Epic HIPAA violation

No. This is one of the dumber things that I have ever heard someone do in healthcare and it is highly unlikely that your friend will keep their job. Their license could easily be in jeopardy as well. Sorry I don't really have anything all that nice or supportive to say. I hope this person is able to find another job and learns from the situation. 

I know you want to help your friend but personally, I would distance myself ASAP!  An investigator may assume 'guilt by association' and you could find yourself being disciplined too (I've seen it happen). 

Ugh, sounds like an Epic Failure. Such an egregious violation. 

A face sheet is accessing very private stuff. It lists things like insurance, medical record numbers, SSN, birthdays, address, phone number, relatives. Pretty invasive. It is identity theft waiting to happen. 

On 12/23/2021 at 8:13 PM, EmNightShamala said:

I've just never heard of someone getting in trouble without opening a chart

Well even if whatever she did technically weren't a HIPAA violation, it would 99.999% be a violation of the privacy practices of that facility/company. This is not necessarily about whether she opened charts or not, what she did was utilize their EHR system for behavior that is clearly out of bounds and indicates the exact kind of unrestrained nosiness that is unacceptable in this line of work.

Claims of ignorance will not help here; they are smart enough to know that it's the mindset that is the problem. She must've known something about this was prohibited or else she would've just got a cup of coffee and read through her friends' charts. Instead she tried to snoop only to the extent that she thought wouldn't get flagged....and she was wrong. It was still snooping and it was still using the EHR for a purpose neither intended nor allowed.

It's too bad. Just be there as a friend. Don't make excuses. Encourage her to learn the lesson and move forward whatever the consequences.

13 hours ago, EmNightShamala said:

 I'm aware of those facts, unfortunately I don't believe she was at the time.

If she graduated from nursing school, got a job and paid any ounce of attention she knew very well about HIPAA. Even scrolling around bed boards and just looking at names is a HIPAA violation unless you have a reason to do so. For example, On nights that I'm charge in the ICU, I check in on the census boards for patients on high flow oxygen or BiPAP, knowing that these are the more likely patients to become unstable and potentially require attention. If I'm not charge, no checking. Identifying any patients, and ANY information, including just the fact that they're in the hospital, is a violation.

It's good that your friend has someone like you that believes in them and wants to help.
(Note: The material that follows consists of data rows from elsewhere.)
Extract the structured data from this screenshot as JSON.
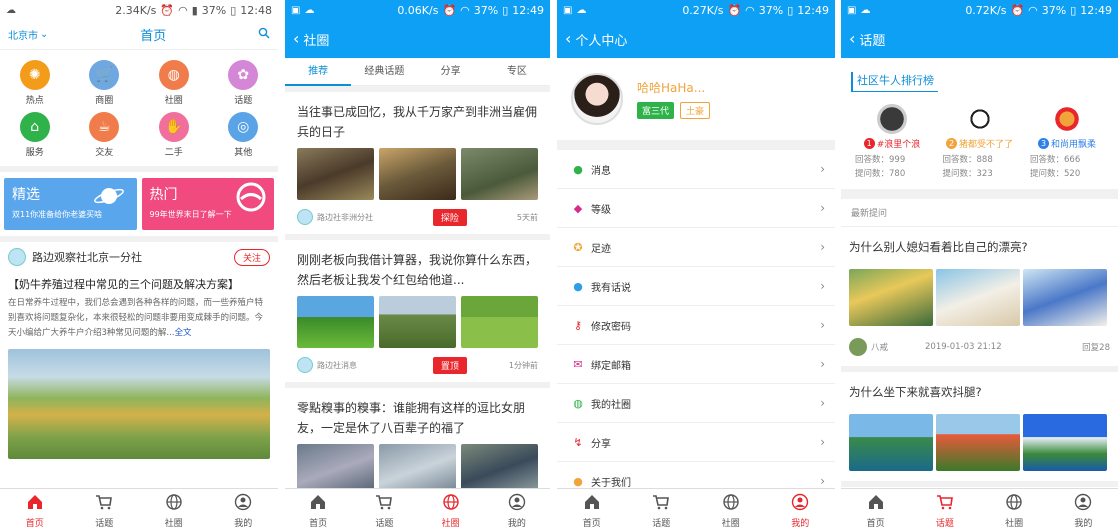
{
  "colors": {
    "blue": "#0ea0f5",
    "red": "#e8262c",
    "orange": "#f1a43a"
  },
  "s1": {
    "status": {
      "speed": "2.34K/s",
      "battery": "37%",
      "time": "12:48"
    },
    "header": {
      "city": "北京市",
      "title": "首页"
    },
    "grid": [
      {
        "label": "热点",
        "icon": "hot-icon",
        "color": "#f39c1a"
      },
      {
        "label": "商圈",
        "icon": "shop-icon",
        "color": "#6fa7e1"
      },
      {
        "label": "社圈",
        "icon": "globe-icon",
        "color": "#f07c4b"
      },
      {
        "label": "话题",
        "icon": "topic-icon",
        "color": "#d486d7"
      },
      {
        "label": "服务",
        "icon": "service-icon",
        "color": "#2fb24a"
      },
      {
        "label": "交友",
        "icon": "friend-icon",
        "color": "#f07c4b"
      },
      {
        "label": "二手",
        "icon": "hand-icon",
        "color": "#f0709b"
      },
      {
        "label": "其他",
        "icon": "other-icon",
        "color": "#5aa3e6"
      }
    ],
    "banners": [
      {
        "title": "精选",
        "sub": "双11你准备给你老婆买啥",
        "color": "#5aa6ec"
      },
      {
        "title": "热门",
        "sub": "99年世界末日了解一下",
        "color": "#f04a7e"
      }
    ],
    "post": {
      "author": "路边观察社北京一分社",
      "follow": "关注",
      "title": "【奶牛养殖过程中常见的三个问题及解决方案】",
      "body": "在日常养牛过程中，我们总会遇到各种各样的问题，而一些养殖户特别喜欢将问题复杂化，本来很轻松的问题非要用变成棘手的问题。今天小编给广大养牛户介绍3种常见问题的解...",
      "more": "全文"
    },
    "tabs": [
      "首页",
      "话题",
      "社圈",
      "我的"
    ]
  },
  "s2": {
    "status": {
      "speed": "0.06K/s",
      "battery": "37%",
      "time": "12:49"
    },
    "title": "社圈",
    "tabs": [
      "推荐",
      "经典话题",
      "分享",
      "专区"
    ],
    "articles": [
      {
        "title": "当往事已成回忆，我从千万家产到非洲当雇佣兵的日子",
        "source": "路边社非洲分社",
        "badge": "探险",
        "time": "5天前"
      },
      {
        "title": "刚刚老板向我借计算器，我说你算什么东西，然后老板让我发个红包给他道...",
        "source": "路边社消息",
        "badge": "置顶",
        "time": "1分钟前"
      },
      {
        "title": "零點糗事的糗事：谁能拥有这样的逗比女朋友，一定是休了八百辈子的福了"
      }
    ],
    "bottom_tabs": [
      "首页",
      "话题",
      "社圈",
      "我的"
    ]
  },
  "s3": {
    "status": {
      "speed": "0.27K/s",
      "battery": "37%",
      "time": "12:49"
    },
    "title": "个人中心",
    "user": {
      "name": "哈哈HaHa...",
      "tag1": "富三代",
      "tag2": "土豪"
    },
    "menu": [
      "消息",
      "等级",
      "足迹",
      "我有话说",
      "修改密码",
      "绑定邮箱",
      "我的社圈",
      "分享",
      "关于我们"
    ],
    "bottom_tabs": [
      "首页",
      "话题",
      "社圈",
      "我的"
    ]
  },
  "s4": {
    "status": {
      "speed": "0.72K/s",
      "battery": "37%",
      "time": "12:49"
    },
    "title": "话题",
    "rank_title": "社区牛人排行榜",
    "ranks": [
      {
        "num": "1",
        "name": "#浪里个浪",
        "answers": "回答数：999",
        "asks": "提问数：780",
        "color": "#e8262c"
      },
      {
        "num": "2",
        "name": "猪都受不了了",
        "answers": "回答数：888",
        "asks": "提问数：323",
        "color": "#f1a43a"
      },
      {
        "num": "3",
        "name": "和尚用飘柔",
        "answers": "回答数：666",
        "asks": "提问数：520",
        "color": "#2f7fe8"
      }
    ],
    "latest": "最新提问",
    "questions": [
      {
        "title": "为什么别人媳妇看着比自己的漂亮?",
        "user": "八戒",
        "date": "2019-01-03 21:12",
        "replies": "回复28"
      },
      {
        "title": "为什么坐下来就喜欢抖腿?"
      }
    ],
    "bottom_tabs": [
      "首页",
      "话题",
      "社圈",
      "我的"
    ]
  }
}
I don't think it's in your best interest to say something like "It's all going to be fine", you will help her most by being a realistic voice that losing a particular job is not the end of a career. If by chance it is pursued and she loses her license as well, being a constructive sounding board for other potential work opportunities would also be a supportive thing. But reinforcing her "not my fault/I didn't know" frame of mind will not serve her well, she will need to take responsibility for her actions.

Good luck to you both.  

"HR has suspended her while they are investigating". 

I figured nobody payed attention to this. Typically, they are only concerned if you open your own chart.